The United States has fallen.
Creativity is banned.
A government-mandated vaccine.
It's 2025 and the country is run by a group of scientists and technologists. Tru Shepard, a soon-to-be seventeen-year-old, wants to avoid the vaccine that will steal her creativity. Without self-expression, Tru would rather die.
And then she runs into a guy from her past. Zared Aoki has his own secrets. He wants Tru's help exposing the plans of the government. In exchange, he'll help her avoid the vaccine.
That's all the time Tru has.
Lies and secrets make up her world. Is she ready to learn the truth?
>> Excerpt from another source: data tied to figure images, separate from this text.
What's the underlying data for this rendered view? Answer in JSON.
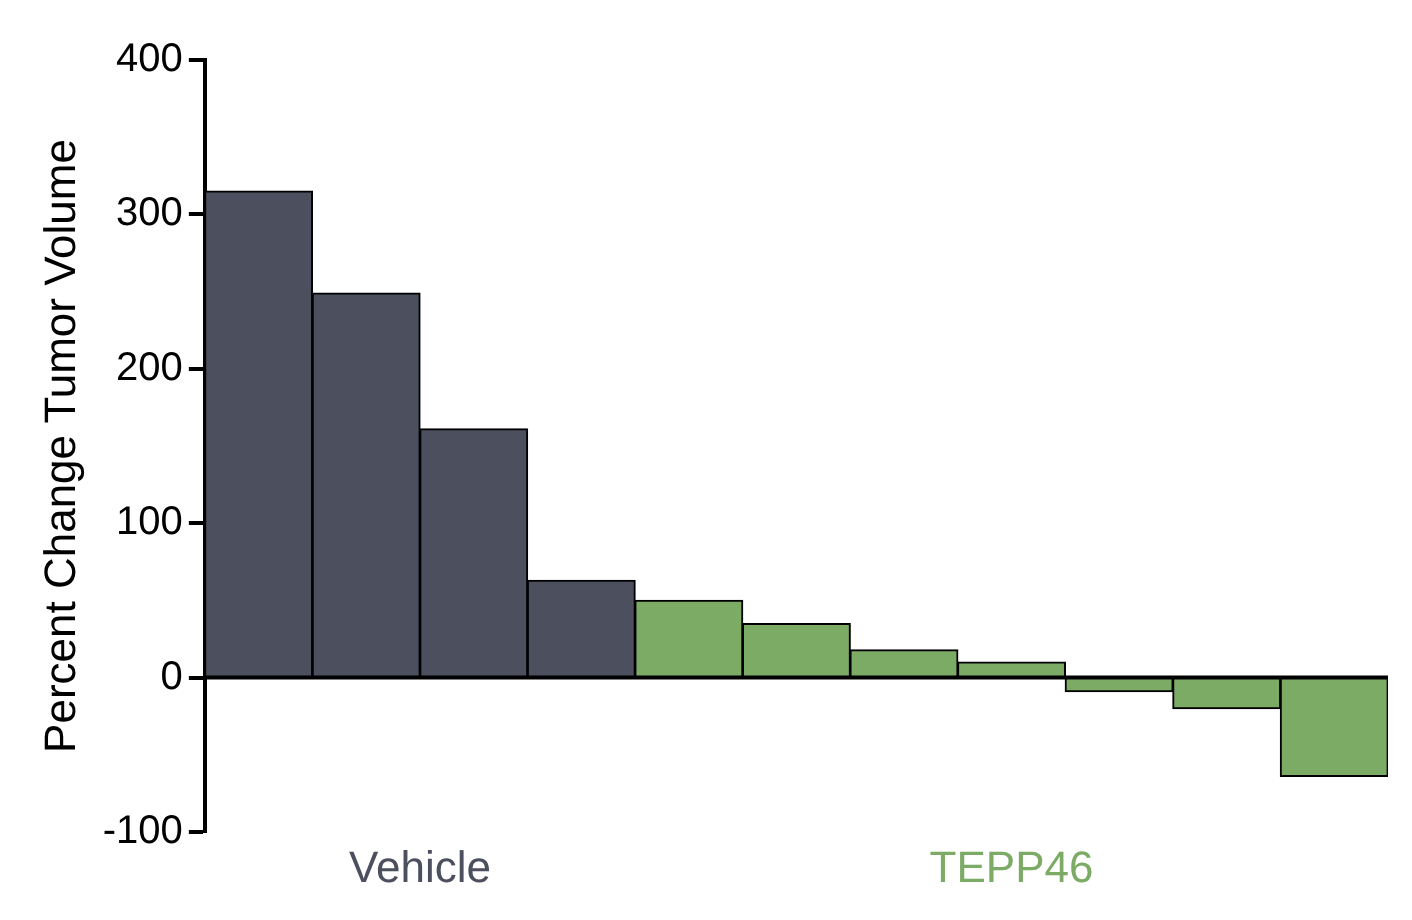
{
  "chart_data": {
    "type": "bar",
    "ylabel": "Percent Change Tumor Volume",
    "categories": [
      null,
      null,
      null,
      null,
      null,
      null,
      null,
      null,
      null,
      null,
      null
    ],
    "series": [
      {
        "name": "Vehicle",
        "color": "#4b4f5e",
        "values": [
          315,
          249,
          161,
          63,
          null,
          null,
          null,
          null,
          null,
          null,
          null
        ]
      },
      {
        "name": "TEPP46",
        "color": "#7cab66",
        "values": [
          null,
          null,
          null,
          null,
          50,
          35,
          18,
          10,
          -9,
          -20,
          -64
        ]
      }
    ],
    "ylim": [
      -100,
      400
    ],
    "yticks": [
      -100,
      0,
      100,
      200,
      300,
      400
    ],
    "grid": false,
    "legend": false,
    "ref_lines": [
      {
        "axis": "y",
        "value": 0,
        "color": "#000000"
      }
    ]
  }
}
Regress: the Alliance Chronicles, Book One is a teen and young adult dystopian full of suspense. 310 pages
Most Helpful Customer Reviews
Reviewed by Kim Anisi for Readers' Favorite Regress is the first book in SF Benson's The Alliance Chronicles. The book tells the story of Tru, who values her creativity and her ability to express herself through art. In her world, however, creativity is outlawed, and a vaccine against a disease that everyone receives at the end of their teenage years has the side effect of killing people's creativity. Tru would rather be dead than lose her creativity, and when she meets a friend from the past, she might even find a way to keep what she values so much. But at what cost? Tru and her friends also find out that the vaccine has another side effect that nobody knows about. The government has plans the public knows nothing about. Will Tru and her friends be the ones to make a difference? The characters in Regress by SF Benson have to make some difficult decisions during the development of the plot, and have to face the fact that they have been told quite a few lies by the government - and by people close to them. The idea of the government using lies to get people using a vaccine that is supposed to save humanity isn't really that far fetched, and the idea of them lying about side effects isn't either! It can be quite scary to think about how easy it would be for a government to mislead people, and what the consequences could be. The plot is interesting, and definitely makes you think about the world and some of the problems we face. I would recommend this book to people who like a mix of dystopia, coming of age, and not so far in the future science fiction.